Fragaria is a genus of flowering plants in the rose family, Rosaceae, commonly known as strawberries for their edible fruits. It is commonly thought that strawberries get their name from straw being used as mulch in cultivating the plants. There are more than 20 described species and many hybrids and cultivars. The most common strawberries grown commercially are cultivars of the garden strawberry, a hybrid known as Fragaria × ananassa. Strawberries have a taste that varies by cultivar, and ranges from quite sweet to rather tart. Strawberries are an important commercial fruit crop, widely grown in all temperate regions of the world.
The plant is a low growing perennial with three-palmate leaves and toothed leaflets.

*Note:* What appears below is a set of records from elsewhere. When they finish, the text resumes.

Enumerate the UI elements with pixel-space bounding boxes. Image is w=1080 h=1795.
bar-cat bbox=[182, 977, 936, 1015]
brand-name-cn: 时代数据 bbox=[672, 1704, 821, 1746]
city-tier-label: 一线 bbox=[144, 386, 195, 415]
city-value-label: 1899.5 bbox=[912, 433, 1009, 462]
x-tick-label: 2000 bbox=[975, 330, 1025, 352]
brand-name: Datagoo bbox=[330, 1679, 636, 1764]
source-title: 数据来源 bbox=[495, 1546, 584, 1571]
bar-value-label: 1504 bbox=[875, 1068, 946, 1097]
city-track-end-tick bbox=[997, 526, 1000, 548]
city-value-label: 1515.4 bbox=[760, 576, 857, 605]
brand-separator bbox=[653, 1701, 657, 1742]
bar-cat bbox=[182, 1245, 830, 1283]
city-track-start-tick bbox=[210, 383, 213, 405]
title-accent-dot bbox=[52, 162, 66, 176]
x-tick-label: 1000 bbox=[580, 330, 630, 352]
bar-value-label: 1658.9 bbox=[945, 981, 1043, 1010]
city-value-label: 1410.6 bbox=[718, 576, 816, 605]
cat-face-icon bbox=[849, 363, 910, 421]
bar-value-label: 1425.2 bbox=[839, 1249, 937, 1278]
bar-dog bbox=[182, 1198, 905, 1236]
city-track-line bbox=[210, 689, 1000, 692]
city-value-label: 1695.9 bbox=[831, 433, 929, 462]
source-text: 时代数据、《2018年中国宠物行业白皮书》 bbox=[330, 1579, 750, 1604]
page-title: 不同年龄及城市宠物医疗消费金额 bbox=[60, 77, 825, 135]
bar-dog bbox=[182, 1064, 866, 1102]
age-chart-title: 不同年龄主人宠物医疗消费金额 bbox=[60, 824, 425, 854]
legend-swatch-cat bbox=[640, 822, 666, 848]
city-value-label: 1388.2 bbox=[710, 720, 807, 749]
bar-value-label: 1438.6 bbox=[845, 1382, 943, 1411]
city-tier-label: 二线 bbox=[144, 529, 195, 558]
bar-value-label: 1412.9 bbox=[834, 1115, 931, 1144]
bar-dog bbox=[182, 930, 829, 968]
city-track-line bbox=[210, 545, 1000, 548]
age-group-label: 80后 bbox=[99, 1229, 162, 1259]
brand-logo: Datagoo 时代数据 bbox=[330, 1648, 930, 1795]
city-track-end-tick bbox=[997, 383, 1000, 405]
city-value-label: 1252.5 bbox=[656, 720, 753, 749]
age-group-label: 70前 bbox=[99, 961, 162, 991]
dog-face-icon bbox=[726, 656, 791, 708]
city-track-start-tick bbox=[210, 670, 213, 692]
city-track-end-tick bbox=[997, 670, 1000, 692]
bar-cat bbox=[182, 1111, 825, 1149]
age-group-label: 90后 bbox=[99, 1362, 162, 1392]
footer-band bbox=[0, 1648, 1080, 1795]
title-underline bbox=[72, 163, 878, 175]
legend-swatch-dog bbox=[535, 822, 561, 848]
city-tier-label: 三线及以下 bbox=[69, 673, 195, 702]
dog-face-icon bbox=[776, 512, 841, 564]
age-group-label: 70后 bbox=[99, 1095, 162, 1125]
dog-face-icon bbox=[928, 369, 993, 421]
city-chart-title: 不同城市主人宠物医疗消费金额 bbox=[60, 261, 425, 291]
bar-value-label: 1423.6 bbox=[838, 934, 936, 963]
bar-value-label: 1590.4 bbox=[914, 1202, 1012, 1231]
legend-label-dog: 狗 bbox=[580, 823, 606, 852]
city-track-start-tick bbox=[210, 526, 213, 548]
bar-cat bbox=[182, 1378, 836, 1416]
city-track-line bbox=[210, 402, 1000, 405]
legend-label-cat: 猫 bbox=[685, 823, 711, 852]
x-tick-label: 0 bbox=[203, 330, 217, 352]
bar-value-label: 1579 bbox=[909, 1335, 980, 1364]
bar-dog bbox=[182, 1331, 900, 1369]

The garden strawberry, Fragaria × ananassa, is a hybrid species that is cultivated worldwide for its fruit, the common strawberry. The fruit is widely appreciated for its characteristic aroma, bright red color, juicy texture, and sweetness.
The strawberry is, in technical terms, an aggregate accessory fruit, meaning that the fleshy part is derived not from the plant’s ovaries but from the “receptacle” [the expanded tip of a flower stalk or axis that bears the floral organs or the group of flowers in a head] that holds the ovaries. Each apparent “seed” [achene] on the outside of the fruit is actually one of the ovaries of the flower, with a seed inside it. In both culinary and botanical terms, the entire structure is considered a fruit.
Note: A small, dry, indehiscent [not splitting open ] one-seeded fruit with a thin wall, as in the sunflower.